Well, I've been researching this issue in the last days and finally came to a conclusion.
The SSP0 signal waveforms are really bad in our custom board and also on the EVK (that comes with 0ohm series resistors). We observed severe ringing on both boards, with undershoot and overshoot leading to a Vp-p of around 7V at worst.
To improve the signal and reduce ringing we tried series resistors in the range 33 - 100 ohm
However, that is not the main issue. Turned out that the ROM bootloader incorrectly setup the SSP clock with inverted polarity. Why this is allowed by the hardware peripheral is beyond me, since the SD specifications only support one clock polarity. It must be a SPI flag that is not ignored in SD mode.
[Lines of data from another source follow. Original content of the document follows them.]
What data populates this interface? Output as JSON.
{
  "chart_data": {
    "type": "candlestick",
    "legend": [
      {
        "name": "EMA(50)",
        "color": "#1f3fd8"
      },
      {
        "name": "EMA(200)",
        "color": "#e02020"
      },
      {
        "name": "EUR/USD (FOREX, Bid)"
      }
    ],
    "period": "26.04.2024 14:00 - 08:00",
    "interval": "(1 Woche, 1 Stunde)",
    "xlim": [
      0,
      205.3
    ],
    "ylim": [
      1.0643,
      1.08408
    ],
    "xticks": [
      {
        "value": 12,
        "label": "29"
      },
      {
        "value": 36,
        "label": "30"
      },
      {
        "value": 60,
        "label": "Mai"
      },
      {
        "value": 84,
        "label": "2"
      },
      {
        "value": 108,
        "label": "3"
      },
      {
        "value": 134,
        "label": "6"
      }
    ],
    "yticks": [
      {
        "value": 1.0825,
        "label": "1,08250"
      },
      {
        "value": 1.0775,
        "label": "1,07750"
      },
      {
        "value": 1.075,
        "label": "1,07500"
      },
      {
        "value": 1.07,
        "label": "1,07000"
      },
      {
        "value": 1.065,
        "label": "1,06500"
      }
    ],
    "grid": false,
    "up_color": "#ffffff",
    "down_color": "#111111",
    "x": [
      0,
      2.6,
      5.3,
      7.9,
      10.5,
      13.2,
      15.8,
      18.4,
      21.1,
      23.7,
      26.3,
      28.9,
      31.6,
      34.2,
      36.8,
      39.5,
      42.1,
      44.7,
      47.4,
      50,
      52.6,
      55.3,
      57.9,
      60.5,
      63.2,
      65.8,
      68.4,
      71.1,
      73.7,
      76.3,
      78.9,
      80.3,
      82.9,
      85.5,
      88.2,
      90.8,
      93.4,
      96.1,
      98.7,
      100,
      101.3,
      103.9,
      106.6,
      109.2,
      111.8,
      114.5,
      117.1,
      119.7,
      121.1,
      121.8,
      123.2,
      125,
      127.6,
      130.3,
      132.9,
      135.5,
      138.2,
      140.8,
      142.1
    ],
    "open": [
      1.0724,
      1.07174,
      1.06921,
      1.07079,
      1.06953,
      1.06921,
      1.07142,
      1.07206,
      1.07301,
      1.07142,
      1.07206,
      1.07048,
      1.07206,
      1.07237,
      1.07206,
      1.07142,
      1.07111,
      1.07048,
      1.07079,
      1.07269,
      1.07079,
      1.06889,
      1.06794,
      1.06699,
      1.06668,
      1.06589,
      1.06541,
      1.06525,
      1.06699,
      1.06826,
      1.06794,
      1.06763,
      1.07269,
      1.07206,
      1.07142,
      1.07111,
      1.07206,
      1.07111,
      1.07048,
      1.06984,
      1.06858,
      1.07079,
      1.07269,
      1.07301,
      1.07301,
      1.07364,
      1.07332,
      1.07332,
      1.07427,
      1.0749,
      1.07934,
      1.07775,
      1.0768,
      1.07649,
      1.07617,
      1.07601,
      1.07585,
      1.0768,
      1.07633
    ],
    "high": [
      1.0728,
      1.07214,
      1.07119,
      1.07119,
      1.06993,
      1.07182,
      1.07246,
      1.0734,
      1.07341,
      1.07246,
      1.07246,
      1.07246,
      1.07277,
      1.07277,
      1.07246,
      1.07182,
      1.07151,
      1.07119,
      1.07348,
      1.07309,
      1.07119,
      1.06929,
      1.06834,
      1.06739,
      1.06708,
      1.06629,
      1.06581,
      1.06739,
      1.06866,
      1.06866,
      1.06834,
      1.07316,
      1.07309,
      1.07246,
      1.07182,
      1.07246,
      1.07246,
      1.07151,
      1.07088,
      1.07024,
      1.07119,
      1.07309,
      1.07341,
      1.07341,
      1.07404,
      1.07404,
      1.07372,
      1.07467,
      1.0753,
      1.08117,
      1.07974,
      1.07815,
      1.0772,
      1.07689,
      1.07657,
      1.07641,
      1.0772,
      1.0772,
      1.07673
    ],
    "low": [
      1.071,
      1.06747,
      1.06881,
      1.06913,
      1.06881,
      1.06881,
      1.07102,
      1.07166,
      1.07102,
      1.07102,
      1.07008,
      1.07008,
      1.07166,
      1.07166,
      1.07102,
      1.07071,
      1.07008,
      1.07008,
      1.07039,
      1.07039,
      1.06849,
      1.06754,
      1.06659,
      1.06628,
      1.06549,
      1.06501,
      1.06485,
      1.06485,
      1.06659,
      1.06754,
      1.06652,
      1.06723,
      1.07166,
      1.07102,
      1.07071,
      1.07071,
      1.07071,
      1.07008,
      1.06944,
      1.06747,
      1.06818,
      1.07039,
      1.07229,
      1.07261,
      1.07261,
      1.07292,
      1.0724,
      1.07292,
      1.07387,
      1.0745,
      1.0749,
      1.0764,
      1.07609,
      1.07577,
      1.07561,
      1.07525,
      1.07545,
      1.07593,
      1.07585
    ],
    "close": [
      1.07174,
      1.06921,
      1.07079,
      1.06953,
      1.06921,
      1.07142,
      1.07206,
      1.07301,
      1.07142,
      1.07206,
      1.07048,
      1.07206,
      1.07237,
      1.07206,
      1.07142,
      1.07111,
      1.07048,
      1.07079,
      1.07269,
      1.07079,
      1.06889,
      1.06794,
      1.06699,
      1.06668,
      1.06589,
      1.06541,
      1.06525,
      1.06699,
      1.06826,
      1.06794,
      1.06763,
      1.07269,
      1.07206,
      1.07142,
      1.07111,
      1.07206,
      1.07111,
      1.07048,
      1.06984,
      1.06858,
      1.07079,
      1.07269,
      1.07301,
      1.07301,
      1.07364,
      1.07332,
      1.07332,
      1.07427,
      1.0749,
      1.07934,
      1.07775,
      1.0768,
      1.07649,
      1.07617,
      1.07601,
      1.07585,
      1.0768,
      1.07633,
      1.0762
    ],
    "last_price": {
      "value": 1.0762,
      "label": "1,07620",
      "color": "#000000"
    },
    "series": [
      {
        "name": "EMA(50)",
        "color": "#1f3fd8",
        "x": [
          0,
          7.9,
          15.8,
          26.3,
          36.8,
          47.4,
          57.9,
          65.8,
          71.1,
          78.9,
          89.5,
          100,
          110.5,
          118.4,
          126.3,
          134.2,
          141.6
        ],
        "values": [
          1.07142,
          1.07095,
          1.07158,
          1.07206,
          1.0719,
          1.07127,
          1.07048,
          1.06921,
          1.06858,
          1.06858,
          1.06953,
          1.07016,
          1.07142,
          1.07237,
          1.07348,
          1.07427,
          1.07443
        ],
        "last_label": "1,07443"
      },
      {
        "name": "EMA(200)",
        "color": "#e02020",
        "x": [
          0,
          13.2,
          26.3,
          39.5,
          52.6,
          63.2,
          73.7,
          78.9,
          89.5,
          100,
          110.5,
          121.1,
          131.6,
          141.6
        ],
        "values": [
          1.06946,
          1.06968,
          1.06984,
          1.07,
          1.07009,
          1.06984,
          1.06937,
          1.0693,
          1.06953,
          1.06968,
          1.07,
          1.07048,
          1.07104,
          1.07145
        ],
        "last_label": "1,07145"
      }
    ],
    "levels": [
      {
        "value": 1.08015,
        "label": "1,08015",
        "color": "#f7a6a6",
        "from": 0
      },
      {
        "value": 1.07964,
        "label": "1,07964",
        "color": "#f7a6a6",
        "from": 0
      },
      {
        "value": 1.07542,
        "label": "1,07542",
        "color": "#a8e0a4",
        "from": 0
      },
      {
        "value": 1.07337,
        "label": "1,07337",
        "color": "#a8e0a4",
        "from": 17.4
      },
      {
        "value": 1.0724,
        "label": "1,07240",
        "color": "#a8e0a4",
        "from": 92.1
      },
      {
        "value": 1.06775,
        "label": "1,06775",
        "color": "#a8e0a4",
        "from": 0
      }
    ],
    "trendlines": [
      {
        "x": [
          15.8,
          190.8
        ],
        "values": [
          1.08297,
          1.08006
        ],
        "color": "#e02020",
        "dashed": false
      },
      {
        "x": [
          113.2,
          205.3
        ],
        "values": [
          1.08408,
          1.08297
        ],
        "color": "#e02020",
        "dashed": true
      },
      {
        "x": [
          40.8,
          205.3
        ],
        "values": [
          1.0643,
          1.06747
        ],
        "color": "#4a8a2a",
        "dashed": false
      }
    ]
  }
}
This has been recently confirmed by Freescale in the chip errata and with a "patch" that you can load on an additional EEPROM memory, to fix the clock polarity and finally boot from the SD card.
Unfortunately this happened way after we designed our board.
From our measurements with a scope, the CMD line changes on the rising edge of the clock, which is the edge used by SD cards to sample the data and commands. So how can it work? Because the command is actually earlier than the clock by a few nanoseconds. With slow rising edges, some cards do not reply. But if you burn OTP flag to enable 12mA drive-strength, the edges are faster and it magically works. That of course with no guarantees at all or any safety margin.
Well, this is the end of the story. We investigated if we could just place a logic inverter on the clock line, but any SD card spec we saw had a max output delay time of 14ns from the rising edge of the clock. That means with a 50MHz clock, a period of 20ns, you have only 6ns to play with, minus 2.5ns for the setup time of SSP signals. Only 3.5ns left, and the fastest inverter (74LVC1G04) has a propagation delay of 3.3ns at 3.3V. Not accounting clock jitter.
Safest option is to boot from EEPROM, which fixes the clock polarity and continues to boot from SSP0. Freescale released the binary image to fix boot from SSP0 and SSP1 (even if they called them 1 and 2). We tested this solution and verified clock is good and boot is successful with the problematic SD cards we identified.
It works fine on a board we left with blank OTP. The fast edges are only really needed with a fast clock. Since the boot defaults are to use an SSP clock of 12MHz, the default drive strength is fine. After linux has been loaded and booted, its SD/MMC driver correctly programs the clock and increases the drive strength for 48MHz clock rate.
I hope this is useful to anybody that plans to boot from SD/MMC cards.